News Feature | November 16, 2016

How MSPs Can Expand Their Opportunities

Christine Kern

By Christine Kern, contributing writer

VAR consultant advisor

e-book offers four proven approaches to winning business for SMPs.

By Christine Kern, contributing writer

According to MarketsandMarkets research, the managed services market is projected to be worth $242.45 billion by 2021 at a Compound Annual Growth Rate (CAGR) of 10.8 percent during the forecast period. The growth is being driven by flexibility to match custom requirements, a continuous upsurge in dependency over heterogeneous networks, and a persistent rise in the complexity of technological solutions.

Meanwhile, MSPs must be prepared to offer both public and private cloud solutions to their clients in order to stay relevant as the hosted private cloud market is estimated to grow to $40 billion by 2019, according to the MSP Alliance.

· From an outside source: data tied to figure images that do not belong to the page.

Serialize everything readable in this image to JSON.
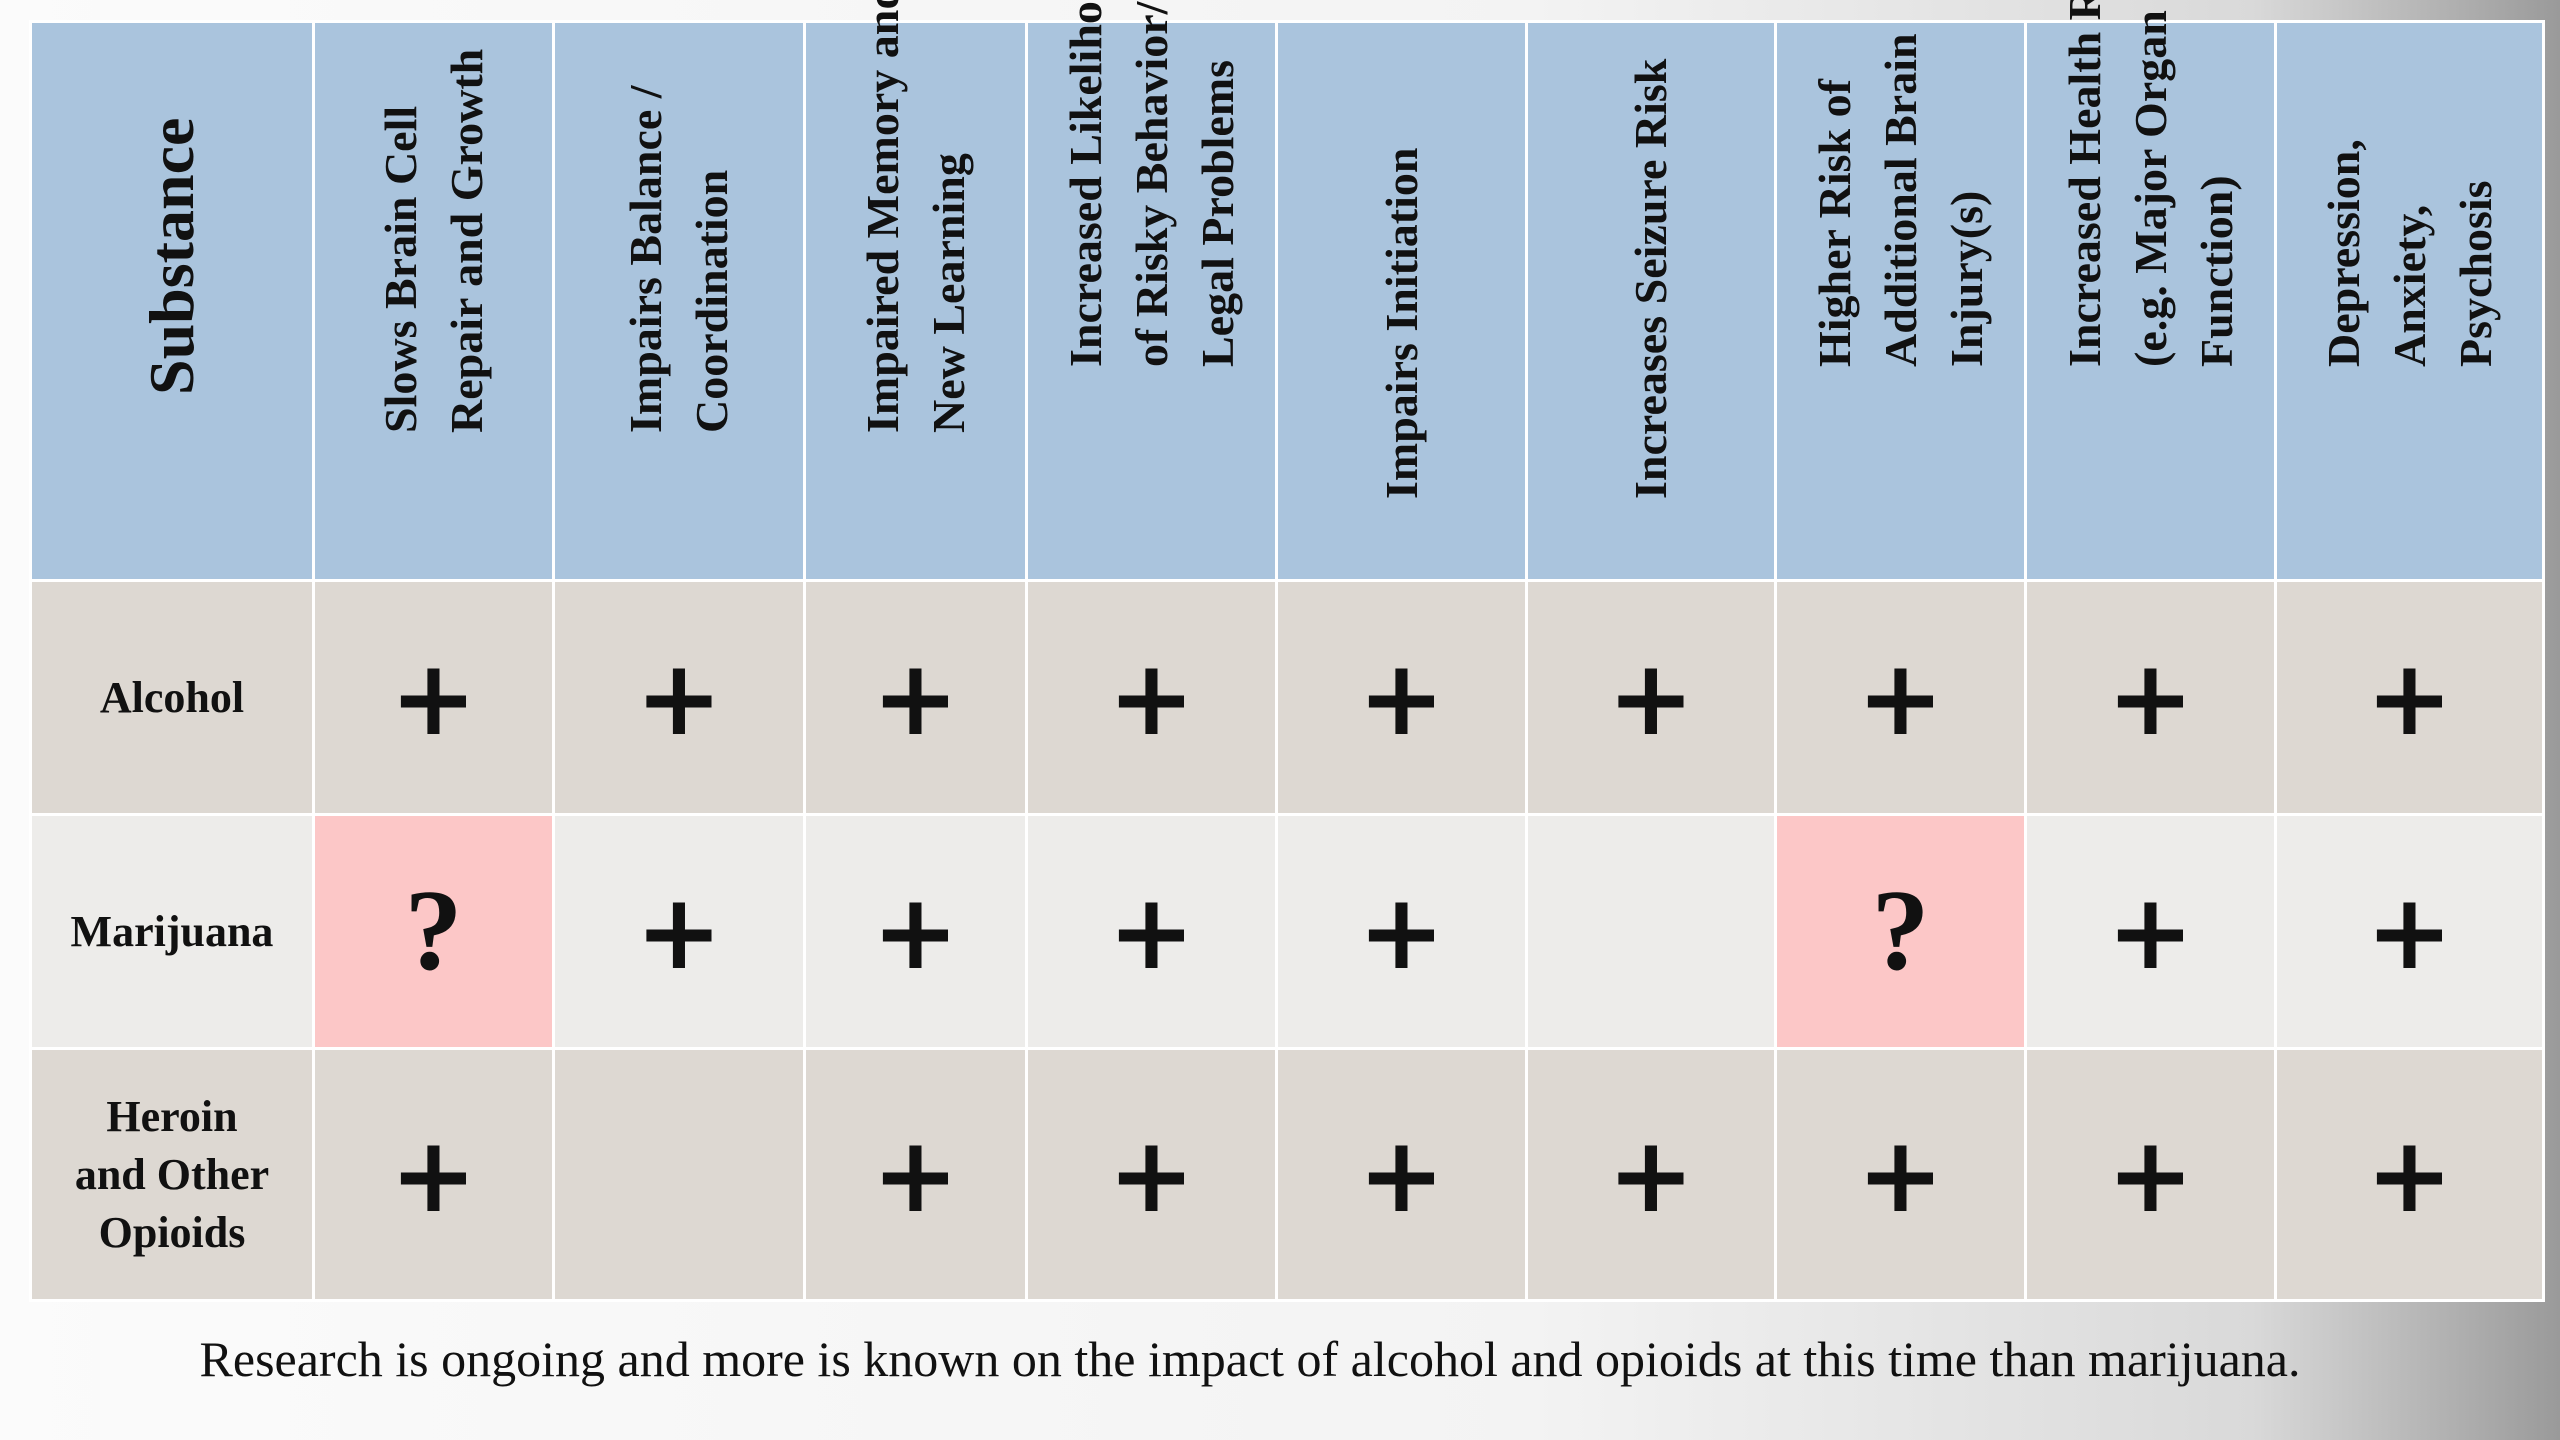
{
  "table": {
    "corner_header": "Substance",
    "columns": [
      [
        "Slows Brain Cell",
        "Repair and Growth"
      ],
      [
        "Impairs Balance /",
        "Coordination"
      ],
      [
        "Impaired Memory and",
        "New Learning"
      ],
      [
        "Increased Likelihood",
        "of Risky Behavior/",
        "Legal Problems"
      ],
      [
        "Impairs Initiation"
      ],
      [
        "Increases Seizure Risk"
      ],
      [
        "Higher Risk of",
        "Additional Brain",
        "Injury(s)"
      ],
      [
        "Increased Health Risks",
        "(e.g. Major Organ",
        "Function)"
      ],
      [
        "Depression,",
        "Anxiety,",
        "Psychosis"
      ]
    ],
    "rows": [
      {
        "substance": [
          "Alcohol"
        ],
        "cells": [
          "+",
          "+",
          "+",
          "+",
          "+",
          "+",
          "+",
          "+",
          "+"
        ]
      },
      {
        "substance": [
          "Marijuana"
        ],
        "cells": [
          "?",
          "+",
          "+",
          "+",
          "+",
          "",
          "?",
          "+",
          "+"
        ]
      },
      {
        "substance": [
          "Heroin",
          "and Other",
          "Opioids"
        ],
        "cells": [
          "+",
          "",
          "+",
          "+",
          "+",
          "+",
          "+",
          "+",
          "+"
        ]
      }
    ]
  },
  "caption": "Research is ongoing and more is known on the impact of alcohol and opioids at this time than marijuana.",
  "colors": {
    "header_bg": "#aac4dd",
    "row_dark_bg": "#ddd8d2",
    "row_light_bg": "#edecea",
    "unknown_bg": "#fcc7c7"
  }
}
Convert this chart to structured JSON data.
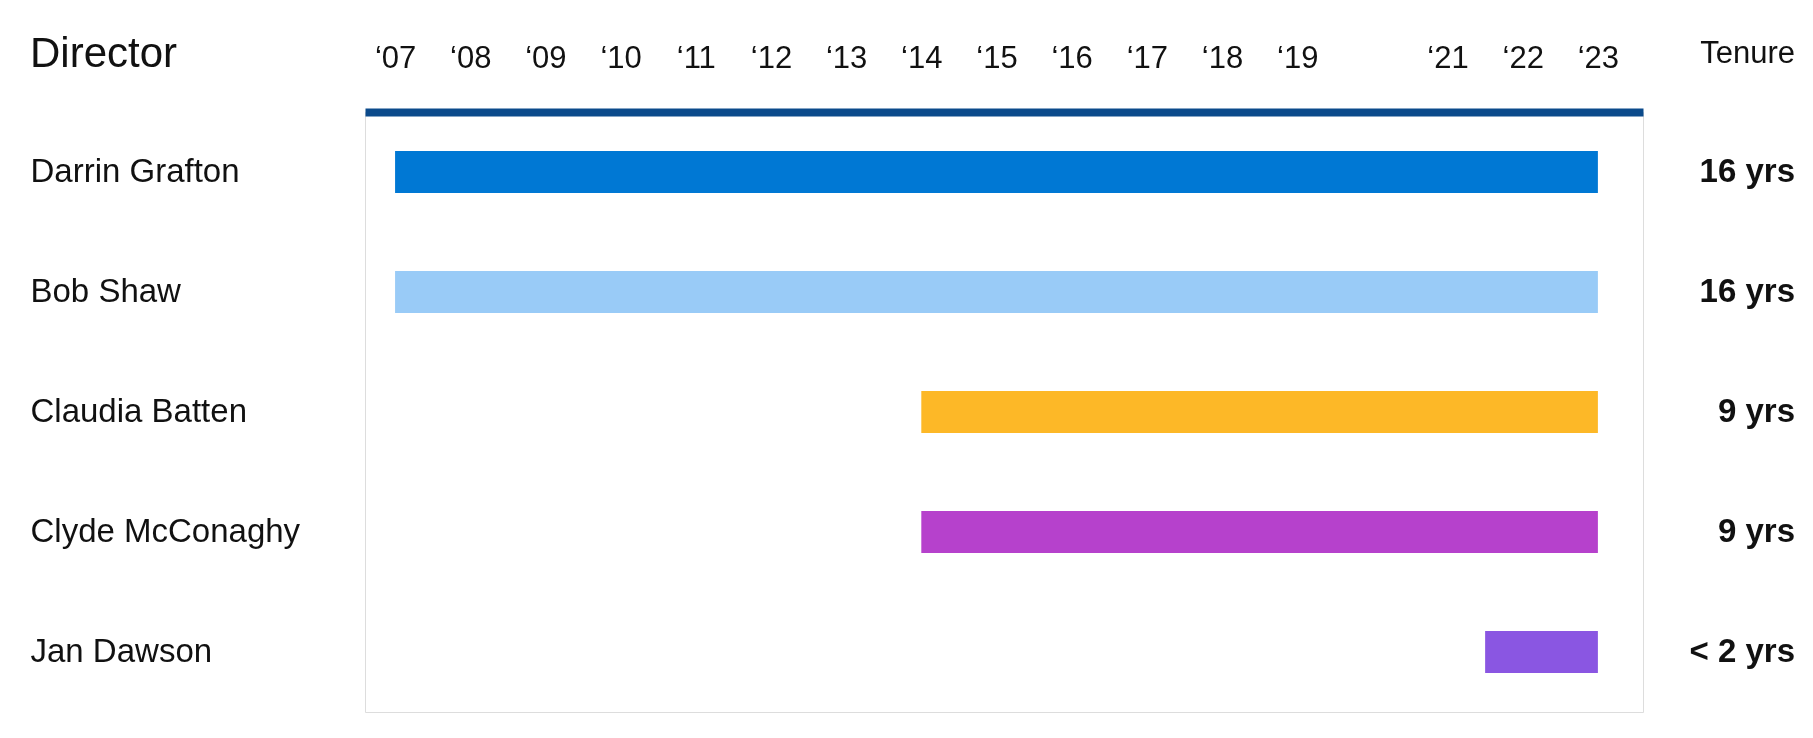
{
  "chart_data": {
    "type": "bar",
    "orientation": "horizontal",
    "ylabel": "Director",
    "categories": [
      "Darrin Grafton",
      "Bob Shaw",
      "Claudia Batten",
      "Clyde McConaghy",
      "Jan Dawson"
    ],
    "base": [
      7,
      7,
      14,
      14,
      21.5
    ],
    "values": [
      16,
      16,
      9,
      9,
      1.5
    ],
    "colors": [
      "#0078d4",
      "#99cbf7",
      "#fdb827",
      "#b641cc",
      "#8a56e2"
    ],
    "value_labels": [
      "16 yrs",
      "16 yrs",
      "9 yrs",
      "9 yrs",
      "< 2 yrs"
    ],
    "annotations": [
      "Tenure"
    ],
    "xlim": [
      6.6,
      23.6
    ],
    "xticks": [
      {
        "value": 7,
        "label": "‘07"
      },
      {
        "value": 8,
        "label": "‘08"
      },
      {
        "value": 9,
        "label": "‘09"
      },
      {
        "value": 10,
        "label": "‘10"
      },
      {
        "value": 11,
        "label": "‘11"
      },
      {
        "value": 12,
        "label": "‘12"
      },
      {
        "value": 13,
        "label": "‘13"
      },
      {
        "value": 14,
        "label": "‘14"
      },
      {
        "value": 15,
        "label": "‘15"
      },
      {
        "value": 16,
        "label": "‘16"
      },
      {
        "value": 17,
        "label": "‘17"
      },
      {
        "value": 18,
        "label": "‘18"
      },
      {
        "value": 19,
        "label": "‘19"
      },
      {
        "value": 21,
        "label": "‘21"
      },
      {
        "value": 22,
        "label": "‘22"
      },
      {
        "value": 23,
        "label": "‘23"
      }
    ],
    "grid": false
  }
}
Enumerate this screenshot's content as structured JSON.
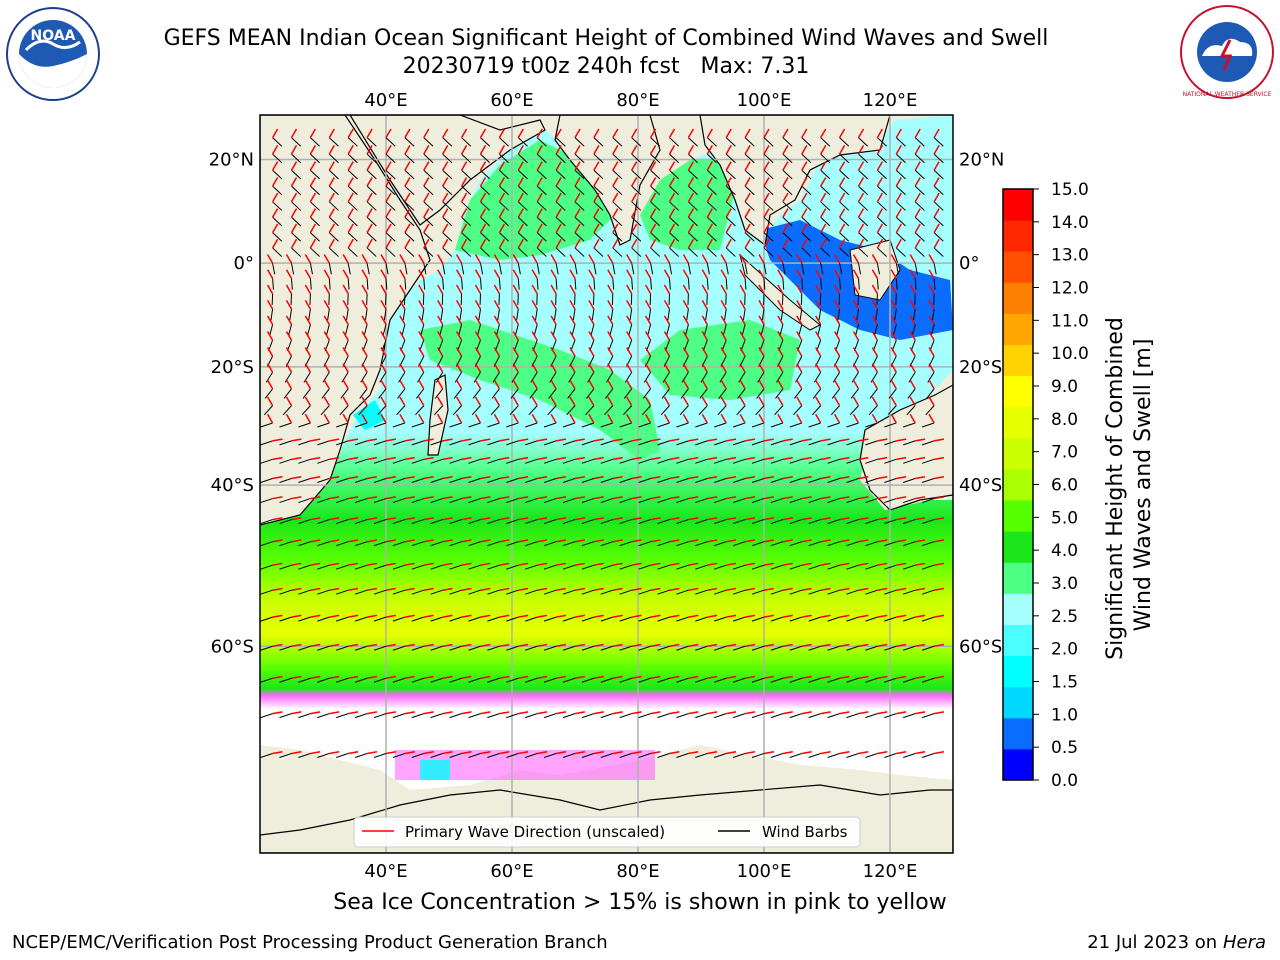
{
  "header": {
    "title_line1": "GEFS MEAN Indian Ocean Significant Height of Combined Wind Waves and Swell",
    "title_line2": "20230719 t00z 240h fcst   Max: 7.31"
  },
  "logos": {
    "left": "NOAA",
    "right": "NATIONAL WEATHER SERVICE"
  },
  "map": {
    "lon_ticks_top": [
      "40°E",
      "60°E",
      "80°E",
      "100°E",
      "120°E"
    ],
    "lon_ticks_bottom": [
      "40°E",
      "60°E",
      "80°E",
      "100°E",
      "120°E"
    ],
    "lat_ticks_left": [
      "20°N",
      "0°",
      "20°S",
      "40°S",
      "60°S"
    ],
    "lat_ticks_right": [
      "20°N",
      "0°",
      "20°S",
      "40°S",
      "60°S"
    ],
    "lon_values": [
      40,
      60,
      80,
      100,
      120
    ],
    "lat_values": [
      20,
      0,
      -20,
      -40,
      -60
    ],
    "lon_range": [
      20,
      130
    ],
    "lat_range": [
      -75,
      28
    ],
    "land_color": "#efeddc",
    "legend": {
      "wave_label": "Primary Wave Direction (unscaled)",
      "wind_label": "Wind Barbs",
      "wave_color": "#ff0000",
      "wind_color": "#000000"
    }
  },
  "colorbar": {
    "label_line1": "Significant Height of Combined",
    "label_line2": "Wind Waves and Swell [m]",
    "levels": [
      "0.0",
      "0.5",
      "1.0",
      "1.5",
      "2.0",
      "2.5",
      "3.0",
      "4.0",
      "5.0",
      "6.0",
      "7.0",
      "8.0",
      "9.0",
      "10.0",
      "11.0",
      "12.0",
      "13.0",
      "14.0",
      "15.0"
    ],
    "colors": [
      "#0000ff",
      "#0a6dff",
      "#00d8ff",
      "#00ffff",
      "#4cffff",
      "#a6ffff",
      "#4dff85",
      "#1be61b",
      "#58ff00",
      "#aaff00",
      "#ccff00",
      "#e6ff00",
      "#ffff00",
      "#ffd200",
      "#ffa600",
      "#ff8000",
      "#ff5000",
      "#ff2800",
      "#ff0000"
    ]
  },
  "footer": {
    "ice_note": "Sea Ice Concentration > 15% is shown in pink to yellow",
    "left": "NCEP/EMC/Verification Post Processing Product Generation Branch",
    "right_text": "21 Jul 2023 on ",
    "right_italic": "Hera"
  }
}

Expand Your Opportunities: Four Proven Approaches to Winning Business in the Mid-market, written by David Weeks of Solarwinds, offers four proven approaches for MSPs willing to dive deeper and explore the mid-market to uncover a treasure trove of opportunities. Using the right strategy and plan MSPs can reap the benefits of higher-value and longer-term contracts, but it will require a different way of selling to, working with, and winning over prospective clients, as well as marketing strategies that speak to the diversified and specialized needs of mid-market companies.

MSPs should broaden their scope beyond mid-sized businesses to include larger business, because larger budgets mean bigger contracts. Weeks writes, “As more and more services move to the cloud, the value of device-level management — the most common form of work within the SMB market — is waning.” That means MSPs need to find new sources of revenue to maintain their bottom line.

But the shift away from device-level management is also opening doors to new opportunities for MSPs who can differentiate themselves through specialized services and expertise, including the cloud. “As the internal IT teams of most mid-market companies tend to be generalists,” Weeks explained, “many businesses will need outside help making a smooth transition to the cloud. With the right approach, you could become their ‘virtual CIO,’ leveraging your skills and experience to help with all aspects of cloud application planning, implementation, and management — an opportunity that simply does not exist in the SMB market.”

Weeks presents four possible paths to entering the new market, including that of reseller, supplemental services provider, managed monitoring and reporting as a service provider, and mid-market managed services provider.

Changing or expanding audiences also requires a shift in marketing strategy to suit the new one. Be sure to do the research to assess the needs of the clients you are targeting and the capabilities of their internal IT teams. It is also crucial to win over the internal team by demonstrating how you can help automate or streamline their daily tasks.

Knowing your audience is also imperative, which means setting aside the marketing strategies you use to sell to SMBs. Focus your pitch to highlight how your services and solutions will best meet their needs. Specialization, flexing your unique skillset, can also be a huge asset in the mid-market where larger budgets and workloads result in greater willingness to pay for services that SMBs cannot, particularly cloud services. And ultimately, your approach should be complementary, underscoring that you are there to help support the internal IT team, not supplant it.